Non  so  come,  ma  a  un  certo  punto  penso  al  modo  in cui  mi  ha  tenuta  stretta  durante  la  notte,  quando  sognavo  di congelare  nell'acqua.  Immagino  di  svegliarmi  su  quel  divano  e di  girarmi  verso  di  lui.  È  così  vicino  che  non  appena  mi  giro  il suo respiro mi  accarezzala  guancia  come  una  piuma…
Mi  fermo.  Penso  alle  banane,  alle  arance  e  alle  fragole, mortificata  per  il  fatto  che  potrebbe  davvero  intuire  i  miei pensieri.  Lui,  però,  continua  ad  attraversare  il  bosco  senza darmi  alcun  segnale  di  avermi  letto  nella  mente.  Questa  è  la buona  notizia.  La  cattiva  notizia  è  che  non  sa  nemmeno  cosa stiano  architettando  loro.  A  differenza  dell'angelo,  non  sento, non  vedo  o  fiuto  nulla  che  possa  indicare  che  qualcuno  ci  tende un'imboscata.
«Cosa  hai  sentito?»
dico  con un filo di  voce.
«Due  persone  che  bisbigliano.» Dopo  questa  risposta  tengo  la  bocca  chiusa  e  mi  limito  a seguirlo.
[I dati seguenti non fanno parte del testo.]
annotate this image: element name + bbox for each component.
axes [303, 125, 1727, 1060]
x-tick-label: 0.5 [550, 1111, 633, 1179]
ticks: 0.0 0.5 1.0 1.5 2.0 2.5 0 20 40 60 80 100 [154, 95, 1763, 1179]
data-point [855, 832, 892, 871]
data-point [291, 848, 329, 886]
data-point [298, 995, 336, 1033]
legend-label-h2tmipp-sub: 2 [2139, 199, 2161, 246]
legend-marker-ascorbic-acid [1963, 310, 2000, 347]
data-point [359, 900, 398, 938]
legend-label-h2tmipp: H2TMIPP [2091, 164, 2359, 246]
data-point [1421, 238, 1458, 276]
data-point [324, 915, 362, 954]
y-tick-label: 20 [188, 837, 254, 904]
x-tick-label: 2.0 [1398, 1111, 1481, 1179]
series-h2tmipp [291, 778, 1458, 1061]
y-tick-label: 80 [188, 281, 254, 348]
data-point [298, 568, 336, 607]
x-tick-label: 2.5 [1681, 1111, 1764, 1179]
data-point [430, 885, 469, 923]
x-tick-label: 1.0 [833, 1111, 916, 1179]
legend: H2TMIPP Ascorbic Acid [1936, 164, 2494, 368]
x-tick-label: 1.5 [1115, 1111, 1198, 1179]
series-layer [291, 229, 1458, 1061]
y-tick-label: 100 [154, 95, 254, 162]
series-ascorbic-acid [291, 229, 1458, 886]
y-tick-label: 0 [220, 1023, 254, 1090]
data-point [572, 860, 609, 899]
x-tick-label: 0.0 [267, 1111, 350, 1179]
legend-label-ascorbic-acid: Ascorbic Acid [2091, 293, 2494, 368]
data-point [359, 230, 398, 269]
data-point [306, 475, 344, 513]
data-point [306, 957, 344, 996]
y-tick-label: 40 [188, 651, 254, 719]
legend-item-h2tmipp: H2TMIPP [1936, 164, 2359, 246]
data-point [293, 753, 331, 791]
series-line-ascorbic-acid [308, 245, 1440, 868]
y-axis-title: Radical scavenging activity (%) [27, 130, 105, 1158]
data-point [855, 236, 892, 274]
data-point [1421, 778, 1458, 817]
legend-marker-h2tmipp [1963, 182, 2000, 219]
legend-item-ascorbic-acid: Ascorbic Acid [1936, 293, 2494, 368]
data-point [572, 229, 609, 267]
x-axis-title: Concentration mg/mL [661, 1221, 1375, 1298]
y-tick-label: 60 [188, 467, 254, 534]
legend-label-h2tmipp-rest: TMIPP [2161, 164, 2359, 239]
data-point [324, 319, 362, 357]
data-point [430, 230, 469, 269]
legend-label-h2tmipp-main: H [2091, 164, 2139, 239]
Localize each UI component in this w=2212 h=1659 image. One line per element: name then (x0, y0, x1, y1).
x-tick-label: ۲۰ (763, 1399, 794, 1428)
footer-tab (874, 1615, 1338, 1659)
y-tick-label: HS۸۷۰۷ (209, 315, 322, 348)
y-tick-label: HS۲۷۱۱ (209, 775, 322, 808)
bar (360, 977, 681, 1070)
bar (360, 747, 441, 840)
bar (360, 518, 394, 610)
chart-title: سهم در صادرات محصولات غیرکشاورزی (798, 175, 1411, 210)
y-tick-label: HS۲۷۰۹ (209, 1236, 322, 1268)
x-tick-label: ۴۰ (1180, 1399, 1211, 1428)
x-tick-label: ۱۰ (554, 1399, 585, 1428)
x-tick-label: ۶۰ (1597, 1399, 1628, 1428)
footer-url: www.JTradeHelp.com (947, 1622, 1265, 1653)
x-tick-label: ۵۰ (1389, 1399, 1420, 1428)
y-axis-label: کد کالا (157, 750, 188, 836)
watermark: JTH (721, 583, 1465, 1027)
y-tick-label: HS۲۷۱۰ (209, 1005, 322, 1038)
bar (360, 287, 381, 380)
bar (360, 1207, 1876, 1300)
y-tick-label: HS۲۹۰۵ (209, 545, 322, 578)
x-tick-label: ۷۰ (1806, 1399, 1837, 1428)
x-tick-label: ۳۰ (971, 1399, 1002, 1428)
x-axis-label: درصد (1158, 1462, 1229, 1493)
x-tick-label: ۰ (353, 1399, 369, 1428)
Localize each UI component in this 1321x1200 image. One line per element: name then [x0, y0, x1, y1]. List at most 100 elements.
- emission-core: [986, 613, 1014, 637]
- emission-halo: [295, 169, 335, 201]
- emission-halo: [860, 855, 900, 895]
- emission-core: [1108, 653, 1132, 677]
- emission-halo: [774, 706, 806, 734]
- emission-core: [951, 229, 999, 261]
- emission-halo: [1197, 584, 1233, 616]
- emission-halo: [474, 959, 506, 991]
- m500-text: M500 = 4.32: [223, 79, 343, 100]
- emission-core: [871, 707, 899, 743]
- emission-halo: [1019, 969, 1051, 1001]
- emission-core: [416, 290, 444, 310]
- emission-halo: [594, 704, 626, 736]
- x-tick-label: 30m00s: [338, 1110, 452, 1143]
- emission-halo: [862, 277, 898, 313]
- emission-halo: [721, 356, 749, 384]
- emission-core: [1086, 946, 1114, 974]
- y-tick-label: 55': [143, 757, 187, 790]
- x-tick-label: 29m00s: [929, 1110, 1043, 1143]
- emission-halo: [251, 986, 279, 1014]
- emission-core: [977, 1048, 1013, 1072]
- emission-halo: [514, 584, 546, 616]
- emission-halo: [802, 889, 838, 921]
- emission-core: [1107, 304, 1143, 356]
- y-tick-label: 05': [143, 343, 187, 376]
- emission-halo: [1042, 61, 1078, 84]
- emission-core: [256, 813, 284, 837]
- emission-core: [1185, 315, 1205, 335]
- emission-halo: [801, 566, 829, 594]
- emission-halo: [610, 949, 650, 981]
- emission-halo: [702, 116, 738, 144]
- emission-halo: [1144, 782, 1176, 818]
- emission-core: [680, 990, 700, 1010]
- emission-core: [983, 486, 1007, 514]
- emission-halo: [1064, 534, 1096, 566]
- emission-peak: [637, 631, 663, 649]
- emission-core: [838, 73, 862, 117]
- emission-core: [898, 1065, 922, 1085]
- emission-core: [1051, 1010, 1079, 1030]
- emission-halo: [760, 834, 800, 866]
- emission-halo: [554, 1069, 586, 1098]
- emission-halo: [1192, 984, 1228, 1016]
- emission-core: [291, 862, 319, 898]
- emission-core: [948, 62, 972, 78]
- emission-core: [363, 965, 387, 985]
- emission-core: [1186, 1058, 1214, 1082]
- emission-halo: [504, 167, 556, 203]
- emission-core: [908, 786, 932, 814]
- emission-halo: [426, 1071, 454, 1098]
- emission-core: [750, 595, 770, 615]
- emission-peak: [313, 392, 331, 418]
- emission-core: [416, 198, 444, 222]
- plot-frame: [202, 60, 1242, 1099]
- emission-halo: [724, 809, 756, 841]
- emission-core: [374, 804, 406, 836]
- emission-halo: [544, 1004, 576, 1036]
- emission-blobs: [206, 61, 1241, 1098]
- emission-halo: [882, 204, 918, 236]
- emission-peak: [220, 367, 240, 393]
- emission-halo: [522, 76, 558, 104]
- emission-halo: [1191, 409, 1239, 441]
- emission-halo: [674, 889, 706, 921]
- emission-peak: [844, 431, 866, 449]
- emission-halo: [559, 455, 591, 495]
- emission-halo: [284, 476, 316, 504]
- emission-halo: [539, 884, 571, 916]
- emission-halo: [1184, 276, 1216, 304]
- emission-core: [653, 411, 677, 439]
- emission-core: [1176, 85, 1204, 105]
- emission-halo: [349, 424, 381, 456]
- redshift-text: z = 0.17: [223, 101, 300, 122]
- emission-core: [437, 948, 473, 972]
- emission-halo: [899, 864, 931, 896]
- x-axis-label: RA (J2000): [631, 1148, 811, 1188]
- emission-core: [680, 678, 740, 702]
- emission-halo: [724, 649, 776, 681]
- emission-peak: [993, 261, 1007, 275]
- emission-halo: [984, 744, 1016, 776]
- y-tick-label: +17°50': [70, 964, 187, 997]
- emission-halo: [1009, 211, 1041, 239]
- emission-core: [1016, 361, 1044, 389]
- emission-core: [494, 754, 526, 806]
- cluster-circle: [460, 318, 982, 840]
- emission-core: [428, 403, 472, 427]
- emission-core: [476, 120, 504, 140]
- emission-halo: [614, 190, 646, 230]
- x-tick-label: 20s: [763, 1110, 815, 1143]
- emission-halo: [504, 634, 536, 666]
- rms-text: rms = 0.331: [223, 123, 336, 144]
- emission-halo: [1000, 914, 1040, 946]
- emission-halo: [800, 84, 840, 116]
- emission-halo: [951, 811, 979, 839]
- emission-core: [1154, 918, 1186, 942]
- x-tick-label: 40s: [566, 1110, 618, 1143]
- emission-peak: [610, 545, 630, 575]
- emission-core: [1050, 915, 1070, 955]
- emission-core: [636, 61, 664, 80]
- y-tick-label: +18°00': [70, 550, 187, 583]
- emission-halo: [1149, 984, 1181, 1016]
Quassù  ci  sono  solo  sequoie.  Nel  sottobosco  non  ci  sono foglie  sulle  quali  scricchiolare  mentre  passiamo.  Al  contrario, la  foresta  ci  dà  esattamente  ciò  di  cui  abbiamo  bisogno:  un  fitto tappeto  di  soffici  aghi  che  smorzano  il  rumore  dei  nostri  passi. Voglio  chiedere  se  le  voci  che  ha  sentito  provengono  dalla nostra  direzione,  ma  ho  paura  di  parlare  inutilmente.  Possiamo provare  ad  aggirare  il  loro  territorio,  però  dobbiamo  continuare nella  stessa  direzione  se  vogliamo  raggiungere  San Francisco. Raf  comincia  la  discesa  quasi  di  corsa.
Lo  seguo  a  occhi chiusi,  credendo  che,  a  differenza  di  me,  senta  qualcosa.  Poi  li sento  anch'io.
Cani.
Dal  latrato  deduco  che  vengono verso di  noi.